Так говорит мне жена, дай ей бог здоровья, берет меня за обе руки и требует, чтобы я дал ей слово, честное слово, что буду спокоен… Спокоен! Понимаете? Поди будь спокоен, когда сердце кипит, мысли прыгают и простить я себе не могу: „Как же так, Янкев-Иосл, дурень этакий, как же ты отдаешь билет на семьдесят пять тысяч какому-то Бирнбауму, совершенно чужому человеку, и хоть бы взял с него расписку!.. Росчерк пера!“ Понимаете или нет? Не найдется ли у вас расписки… Тьфу! Папироски, хотел я сказать…
Коротко и ясно, на чем же мы остановились? На Бирнбауме, значит. „Интересно было бы, – думаю я, – если бы оказалось, что Бирнбаум давно уже просмотрел газету, знает уже о семидесяти пяти тысячах так же, как и я, а может быть, и раньше меня, а я прихожу к нему и говорю: „Здравствуйте, пане Бирнбаум!“ – „Здравствуйте. Что хорошего скажете?..“ – „Где мой билет, пане?“ – „Какой билет?“ – „Билет серии две тысячи двести восемьдесят девять, номер двенадцать, который я у вас заложил…“ А он смотрит на меня, как придурковатый…“ Вот такие мысли пролетают у меня в голове, сердце сжимается, глотку перехватило… Нет дыхания! Воздуха не хватает!.. Пришел, и что же оказывается? Где Бирнбаум? Он спит… Спит? Значит, он ни о чем еще не знает. Слава тебе господи! Вхожу в дом, застаю его жену – ее зовут Фейгеле – на кухне. Дым, жара, грязь по шею.
– Здравствуйте! Гость! Реб Янкев-Иосл! – обращается ко мне Фейгеле и просит зайти в комнату, усаживает на почетное место и спрашивает, почему это меня давно не видно?

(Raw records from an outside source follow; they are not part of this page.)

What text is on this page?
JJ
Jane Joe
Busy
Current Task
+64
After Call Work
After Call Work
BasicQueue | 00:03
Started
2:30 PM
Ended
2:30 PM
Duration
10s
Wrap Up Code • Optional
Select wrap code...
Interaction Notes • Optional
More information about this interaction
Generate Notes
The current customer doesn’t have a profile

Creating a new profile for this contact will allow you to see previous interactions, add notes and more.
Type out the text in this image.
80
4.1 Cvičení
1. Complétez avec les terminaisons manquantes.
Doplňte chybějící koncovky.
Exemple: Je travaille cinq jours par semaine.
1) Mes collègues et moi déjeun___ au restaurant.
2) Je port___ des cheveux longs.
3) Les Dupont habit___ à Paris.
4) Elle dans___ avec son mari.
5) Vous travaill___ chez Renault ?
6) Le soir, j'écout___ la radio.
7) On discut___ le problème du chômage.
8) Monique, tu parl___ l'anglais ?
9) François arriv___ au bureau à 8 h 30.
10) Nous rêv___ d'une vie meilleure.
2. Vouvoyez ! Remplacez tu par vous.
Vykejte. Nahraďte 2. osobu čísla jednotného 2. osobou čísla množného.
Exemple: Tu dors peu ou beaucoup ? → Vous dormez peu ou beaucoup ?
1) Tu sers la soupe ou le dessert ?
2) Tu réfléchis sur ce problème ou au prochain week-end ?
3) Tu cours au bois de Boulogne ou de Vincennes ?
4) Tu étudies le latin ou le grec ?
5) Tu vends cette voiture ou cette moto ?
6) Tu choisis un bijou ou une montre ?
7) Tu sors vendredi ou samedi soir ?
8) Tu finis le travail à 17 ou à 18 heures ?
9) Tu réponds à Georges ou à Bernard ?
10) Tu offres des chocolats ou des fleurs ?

– А я знаю, почему меня не видно? Я и сам не знаю! – отвечаю я и смотрю ей прямо в глаза: „Знает она или еще не знает? Как будто бы еще не знает… А может, и знает?..“
– Как же вы поживаете, реб Янкев-Иосл?
– Как мне поживать? – отвечаю. – Слыхали небось о моих неприятностях.
– О каких неприятностях?
– Как! Вы разве не знаете о мешках, которые у меня украли?
– Ах, вы об этом? – говорит она. – Ну, ведь это уже старая история! Я думала, что-нибудь новое.

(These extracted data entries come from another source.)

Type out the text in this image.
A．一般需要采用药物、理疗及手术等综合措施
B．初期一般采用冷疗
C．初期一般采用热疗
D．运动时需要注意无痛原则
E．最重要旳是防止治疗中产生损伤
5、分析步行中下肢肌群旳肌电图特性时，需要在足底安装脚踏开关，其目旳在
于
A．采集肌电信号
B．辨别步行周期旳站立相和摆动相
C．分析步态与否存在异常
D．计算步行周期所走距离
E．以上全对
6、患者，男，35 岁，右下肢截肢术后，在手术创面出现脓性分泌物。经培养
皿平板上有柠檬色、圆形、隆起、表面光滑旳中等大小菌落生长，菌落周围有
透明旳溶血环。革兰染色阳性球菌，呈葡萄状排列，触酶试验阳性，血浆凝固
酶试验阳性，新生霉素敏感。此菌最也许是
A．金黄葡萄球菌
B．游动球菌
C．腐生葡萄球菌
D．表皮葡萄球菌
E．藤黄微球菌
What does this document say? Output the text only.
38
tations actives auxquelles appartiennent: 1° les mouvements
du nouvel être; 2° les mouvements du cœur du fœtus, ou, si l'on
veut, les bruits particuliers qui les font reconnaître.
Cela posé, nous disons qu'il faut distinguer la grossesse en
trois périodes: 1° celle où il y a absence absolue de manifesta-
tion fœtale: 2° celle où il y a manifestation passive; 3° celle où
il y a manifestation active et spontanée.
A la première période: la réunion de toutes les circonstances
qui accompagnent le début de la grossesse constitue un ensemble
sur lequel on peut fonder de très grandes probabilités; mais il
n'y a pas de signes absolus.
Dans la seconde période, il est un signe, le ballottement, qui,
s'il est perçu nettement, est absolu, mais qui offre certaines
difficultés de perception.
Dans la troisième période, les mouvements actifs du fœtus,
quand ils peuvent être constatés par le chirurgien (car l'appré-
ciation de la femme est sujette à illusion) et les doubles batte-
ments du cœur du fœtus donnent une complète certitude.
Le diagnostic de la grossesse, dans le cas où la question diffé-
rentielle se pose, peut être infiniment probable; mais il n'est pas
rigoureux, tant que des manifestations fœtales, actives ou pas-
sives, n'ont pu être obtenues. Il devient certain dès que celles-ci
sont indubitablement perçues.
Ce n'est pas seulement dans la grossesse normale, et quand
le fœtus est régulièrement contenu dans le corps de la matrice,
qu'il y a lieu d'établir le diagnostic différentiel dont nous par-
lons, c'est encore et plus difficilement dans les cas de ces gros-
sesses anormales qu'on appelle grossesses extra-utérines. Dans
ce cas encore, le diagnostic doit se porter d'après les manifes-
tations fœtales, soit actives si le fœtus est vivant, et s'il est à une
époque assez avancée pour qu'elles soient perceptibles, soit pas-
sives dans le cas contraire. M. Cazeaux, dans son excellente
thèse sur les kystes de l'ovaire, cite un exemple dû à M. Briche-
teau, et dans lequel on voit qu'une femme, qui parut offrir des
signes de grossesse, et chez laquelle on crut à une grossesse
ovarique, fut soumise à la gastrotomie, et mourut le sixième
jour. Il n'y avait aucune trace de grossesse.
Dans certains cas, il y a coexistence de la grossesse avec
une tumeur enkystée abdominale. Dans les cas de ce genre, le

„Что-нибудь новое? А не имеет ли она в виду эти семьдесят пять тысяч?“ – думаю я и смотрю ей прямо в глаза, но не могу прочесть в них ничего, то есть ровным счетом ничего!

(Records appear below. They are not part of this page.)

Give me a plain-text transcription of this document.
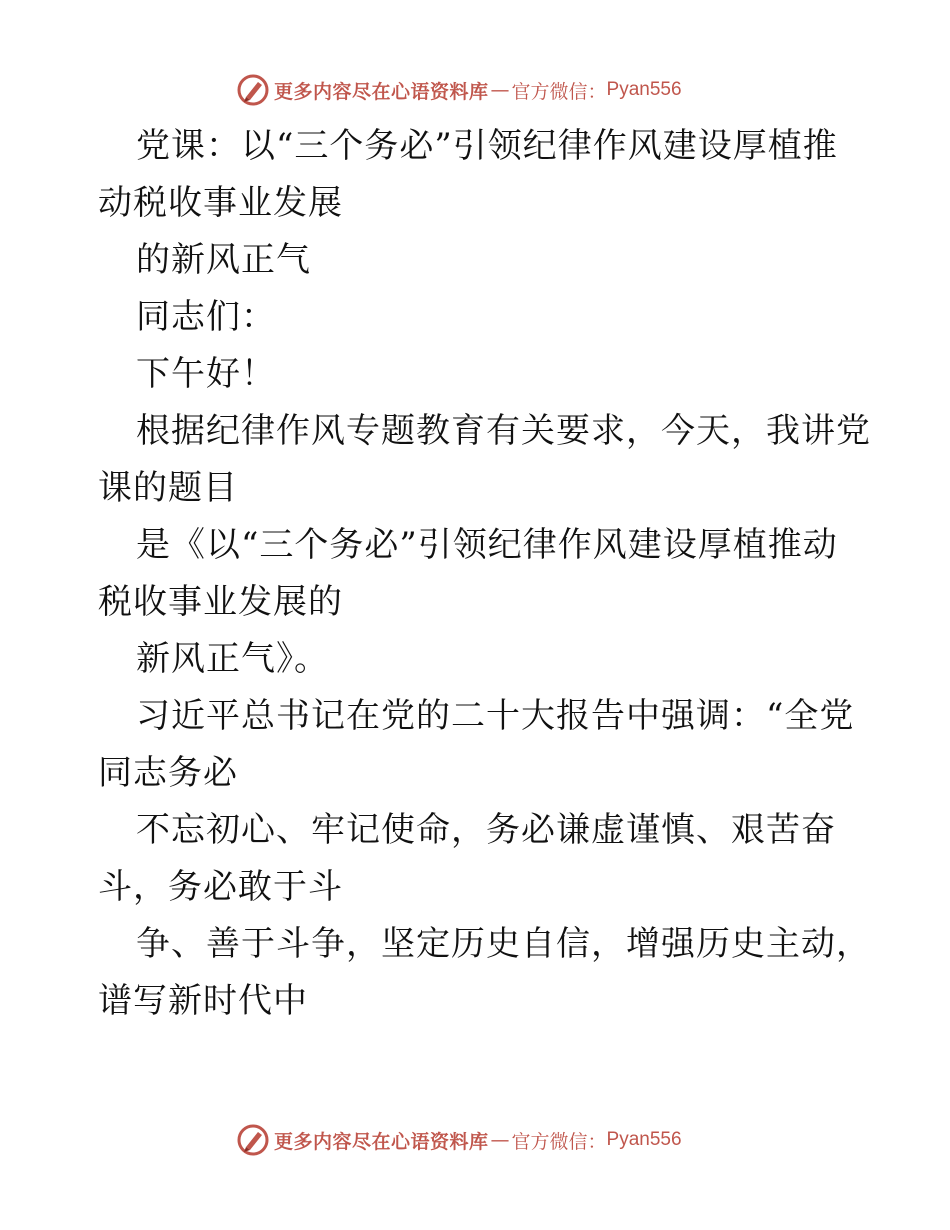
更多内容尽在心语资料库 — 官方微信： Pyan556

党课：以“三个务必”引领纪律作风建设厚植推
动税收事业发展

的新风正气

同志们：

下午好！

根据纪律作风专题教育有关要求，今天，我讲党
课的题目

是《以“三个务必”引领纪律作风建设厚植推动
税收事业发展的

新风正气》。

习近平总书记在党的二十大报告中强调：“全党
同志务必

不忘初心、牢记使命，务必谦虚谨慎、艰苦奋
斗，务必敢于斗

争、善于斗争，坚定历史自信，增强历史主动，
谱写新时代中

更多内容尽在心语资料库 — 官方微信： Pyan556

– Может, выпьете стаканчик чаю, реб Янкев-Иосл? Я раздую самовар, а там муж проснется.
– Стакан чаю? Пожалуй, почему нет! – отвечаю я, а сердце падает, дыханья нет, воздуху – ни капли, во рту сохнет, в комнате жарко, пот катится с меня, а она, Фейгеле, говорит мне что-то, а что говорит – понятия не имею! Голова моя совсем не здесь, а в той комнате, где Бирнбаум спит и так сладко похрапывает… Понимаете или нет?
– Почему вы не пьете? – спрашивает Фейгеле.
– А что же я, по-вашему, делаю? – говорю я и помешиваю и помешиваю ложкой в стакане.
– Вы крутите ложкой вот уже целый час, а пить не пьете.
– Спасибо! – говорю. – Я не пью холодного, то есть горячего, чая. Я люблю, когда чай постоит, станет очень горячим, то есть очень холодным, то есть когда он здорово согреется, то есть остудится…
– Что-то вы, реб Янкев-Иосл, очень рассеянны! – замечает она. – Вы так рассеянны, что даже не знаете, что говорите. Неужели стоит так расстраиваться из-за того, что у вас украли мешки? Бог поможет, они еще отыщутся, ваши мешки. Я слыхала, что напали на след… Погодите-ка, муж ворочается, он уже встает. Вот он идет!
Вышел мой Бирнбаум, заспанный, в шелковой ермолке, трет глаза и смотрит на меня исподлобья.
– Как поживаете, реб Янкев-Иосл?
Первой моей мыслью было: знает? Или не знает? Кажется, не знает. А может, знает?
– Да как нам поживать? – отвечаю. – Вы ведь слыхали о моем несчастии с мешками?